State Farm has received about 2,520 homeowner claims and 5,290 auto claims since the storm, spokeswoman Ann Avery said. The company tracks figures only statewide, but Avery said they know much of the damage was around the Colorado Springs area.
They've added a drive-in claim center at the Home Depot at 102 N. Academy Blvd. Appointments are encouraged, Avery said.
The turnaround for cashing in on those claims is pretty fast, sometimes just a few days after filing. That's normal, Walker said.
Often, hail damage is straightforward, allowing some companies to cut checks "on the spot," she said.
Getting the damage fixed, however, may take a little longer.
Repair supplies are likely to be low and lines are already forming, Johnson said.
A call to DMI Collision Center on Tuesday immediately rolled over to a voicemail message from the owner telling listeners that if they've reached the machine it means DMI has "maxed out the phone line." Customers were encouraged to leave a message.
Jake Schroeder, who owns Five Star Hail, said some body shops are booked up through November and even into December.
Messages left with a host of other repair shops went unanswered amid the rush of inquiring customers.
Officials hope the long waits don't drive customers into the arms of scammers promising low bids and fast work.
Big business for local companies also means "boom business for scammers," Walker said.
"I've heard from some people they've had half a dozen or more roofers coming to their house and wanting them to sign a contract," Walker said.
Diana Lew fended off one scammer Tuesday.
The caller claimed to be working with her USAA adjuster, whom they identified by name, and set up an appointment for 8 p.m.

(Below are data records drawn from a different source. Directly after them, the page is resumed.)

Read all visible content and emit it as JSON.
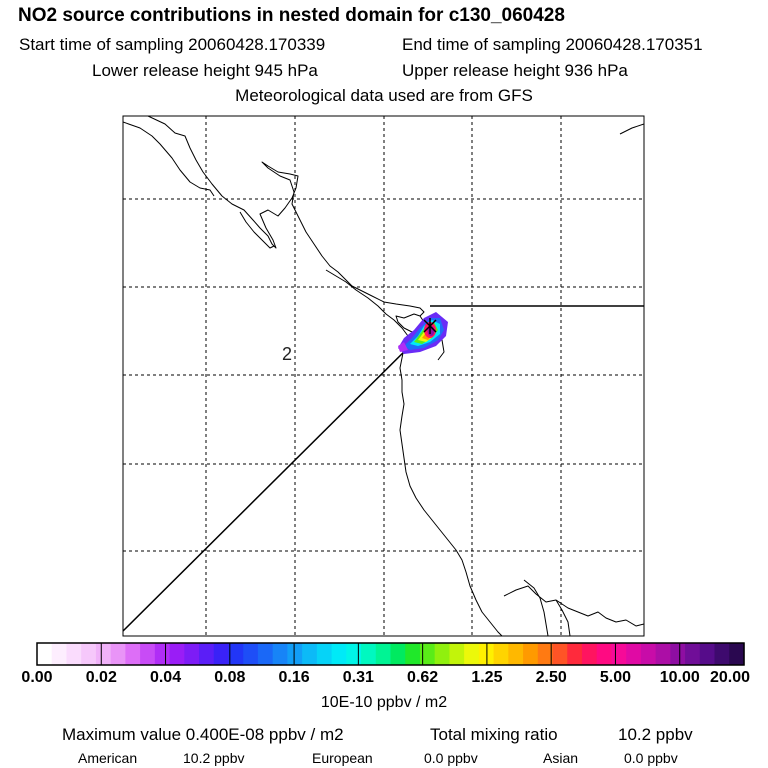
{
  "header": {
    "title": "NO2 source contributions in nested domain for c130_060428",
    "start_time": "Start time of sampling 20060428.170339",
    "end_time": "End time of sampling 20060428.170351",
    "lower_height": "Lower release height  945 hPa",
    "upper_height": "Upper release height  936 hPa",
    "met_data": "Meteorological data used are from GFS"
  },
  "map": {
    "region_label": "2",
    "colors": {
      "frame": "#000000",
      "grid": "#000000",
      "coast": "#000000",
      "marker": "#000000"
    }
  },
  "colorbar": {
    "colors": [
      "#ffffff",
      "#fdeefe",
      "#fadcfd",
      "#f6c8fb",
      "#f0b2f9",
      "#e994f7",
      "#dd6ef7",
      "#c84bf6",
      "#b02df6",
      "#9a1df6",
      "#7d1cf6",
      "#5b1ef7",
      "#3a22f7",
      "#2236f7",
      "#1e4ef7",
      "#1a68f7",
      "#1784f7",
      "#129ef7",
      "#0cbaf7",
      "#06d3f7",
      "#00eaf7",
      "#00f5e8",
      "#00f8c0",
      "#00f494",
      "#00ea60",
      "#20e82a",
      "#5aec18",
      "#90f00e",
      "#c2f40a",
      "#ecf80a",
      "#fff000",
      "#ffd400",
      "#ffb800",
      "#ff9a00",
      "#ff7a12",
      "#ff5426",
      "#ff2a3c",
      "#ff1460",
      "#ff0a82",
      "#f60a98",
      "#e00aa4",
      "#c80ca8",
      "#ac0ea6",
      "#8e0ea2",
      "#700e98",
      "#560c8a",
      "#3e0a6e",
      "#2a0850"
    ],
    "tick_labels": [
      "0.00",
      "0.02",
      "0.04",
      "0.08",
      "0.16",
      "0.31",
      "0.62",
      "1.25",
      "2.50",
      "5.00",
      "10.00",
      "20.00"
    ],
    "unit": "10E-10 ppbv / m2"
  },
  "footer": {
    "max_value": "Maximum value  0.400E-08 ppbv / m2",
    "total_label": "Total mixing ratio",
    "total_value": "10.2 ppbv",
    "american_label": "American",
    "american_value": "10.2 ppbv",
    "european_label": "European",
    "european_value": "0.0 ppbv",
    "asian_label": "Asian",
    "asian_value": "0.0 ppbv"
  }
}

The real adjuster was pulling in Lew's driveway, she said.
The Colorado Springs Police Department encourages residents to report suspected scams so that others may be warned. Residents can call 444-7000 to make a report.
Officials also are urging customers to work with their insurance companies to identify preferred contractors. Customers also can vet their contractor with the Better Business Bureau and the National Roofing Contractors Association.